6.4 ROUTING PROBLEMS
One of the most common problems in urban service systems is the design of routes for vehicles or people. In some instances, these routes must be designed so that they traverse in an exhaustive way the streets in a neighborhood or in a specific part of a city or, occasionally, in a whole city. Alternatively, the objective may be to visit a set of given geographical points in a city in order to provide some service there or to deliver or collect goods. Examples in which the first type of routing problem arises include the cleaning and sweeping of streets, the plowing of snow after a snowstorm, the delivery of mail to residences, and the collection of refuse from houses. On the other hand, the daily routing of school buses, the distribution of newspapers to newsstands and kiosks, the routine inspection of and coin collection from public telephone booths, and the delivery of mail packages to addressees are all illustrations of the point-visiting type of routing problem. For obvious reasons, these two classes of problems are referred to as edge-covering and node-covering problems, respectively. Certain specific, versions of these problems have, over the years, received extensive treatment in the mathematics and operations research literature. For instance, the famous "traveling salesman problem," the best-known and most straight-forward (in terms of problem description) version of the node-covering class of problems, has been the subject of literally hundreds of scientific reports and papers. Our main aim here is not so much to review such theoretical work as it is to provide some insights into the ways these problems can be solved, exactly or approximately. In the process we illustrate, as well, both the applicability and the limitations of the techniques that are being described.
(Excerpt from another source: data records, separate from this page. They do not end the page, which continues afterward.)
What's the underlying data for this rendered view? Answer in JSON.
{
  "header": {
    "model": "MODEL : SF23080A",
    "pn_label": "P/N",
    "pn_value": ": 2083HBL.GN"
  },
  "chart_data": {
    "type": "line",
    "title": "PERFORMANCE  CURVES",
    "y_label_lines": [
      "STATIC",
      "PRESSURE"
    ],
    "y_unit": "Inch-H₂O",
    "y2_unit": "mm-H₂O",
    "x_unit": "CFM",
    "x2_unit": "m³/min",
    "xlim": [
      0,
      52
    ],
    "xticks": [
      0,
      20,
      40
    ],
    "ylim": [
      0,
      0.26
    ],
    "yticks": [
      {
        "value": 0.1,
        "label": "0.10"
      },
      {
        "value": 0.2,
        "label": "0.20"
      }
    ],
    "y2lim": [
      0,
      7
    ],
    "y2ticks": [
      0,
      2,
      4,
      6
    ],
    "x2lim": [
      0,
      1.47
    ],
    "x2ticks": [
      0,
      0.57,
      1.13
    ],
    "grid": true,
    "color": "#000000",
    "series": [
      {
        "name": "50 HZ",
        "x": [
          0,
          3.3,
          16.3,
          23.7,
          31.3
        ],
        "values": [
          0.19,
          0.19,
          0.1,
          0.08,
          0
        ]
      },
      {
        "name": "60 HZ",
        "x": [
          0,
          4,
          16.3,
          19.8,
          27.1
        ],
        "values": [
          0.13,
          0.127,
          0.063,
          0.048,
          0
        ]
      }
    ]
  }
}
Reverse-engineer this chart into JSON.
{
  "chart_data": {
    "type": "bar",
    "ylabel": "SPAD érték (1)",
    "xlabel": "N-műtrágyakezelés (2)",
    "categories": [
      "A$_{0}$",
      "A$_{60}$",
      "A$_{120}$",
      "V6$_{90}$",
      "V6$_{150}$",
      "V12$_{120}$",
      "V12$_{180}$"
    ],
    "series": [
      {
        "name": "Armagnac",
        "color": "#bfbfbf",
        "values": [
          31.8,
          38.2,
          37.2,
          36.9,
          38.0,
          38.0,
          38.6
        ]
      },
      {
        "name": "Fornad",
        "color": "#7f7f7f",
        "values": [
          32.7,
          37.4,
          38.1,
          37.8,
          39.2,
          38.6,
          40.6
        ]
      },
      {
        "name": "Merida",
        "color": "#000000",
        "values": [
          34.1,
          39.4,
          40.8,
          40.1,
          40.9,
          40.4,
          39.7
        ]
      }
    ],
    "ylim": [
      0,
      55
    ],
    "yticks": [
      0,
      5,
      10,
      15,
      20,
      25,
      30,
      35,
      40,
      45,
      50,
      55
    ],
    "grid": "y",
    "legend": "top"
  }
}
6.4.1 Edge Covering: The Chinese Postman's Problem
Consider the case of a mailman who is responsible for the delivery of mail in the city area shown in graph form on Figure 6.12. The mailman must always begin his delivery route at node A where the post office.is located; must traverse every single street in his area; and, eventually, must return to node A (while using only the street grid shown). The lengths of the edges of the graph (where each edge represents a street segment between street intersections indicated as nodes) are given on Figure 6.12. The graph is undirected. The most natural question to ask in this case is: How should the mailman's route be designed to minimize the total distance he walks, while at the same time traversing every street segment at least once10 This type of edge-covering problem is known as the Chinese postman's problem We shall discuss the problem only for undirected graphs and we use Problem 6.6 to extend our results to directed graphs.
The Chinese postman's problem (CPP) has an interesting history. It was examined in detail for the first time by the great Swiss mathematician and physicist Leonhard Euler in the eighteenth century. Euler tried to find a way in which a parade procession could cross all seven bridges shown in Figure 6.13 exactly once. These seven bridges were at the Russian city of Konigsberg (now Kaliningrad) on the river Pregel. Euler proved in 1736 that no solution to the Konigsberg routing problem exists. He also derived some general results that provide the motivation for the solution approaches to the CPP that have been devised recently. At this time, efficient (i.e., polynomial time) algorithms exist for solving the CPP on undirected graphs and on directed graphs. Interestingly, a solution approach to the CPP on directed graphs (which, incidentally differs in important respects from the corresponding approach in the case of undirected graphs) was developed in the course of a project aimed at designing routes for street-sweeping vehicles in New York City [BELT 74]. After several researchers had spent a good amount of time trying to...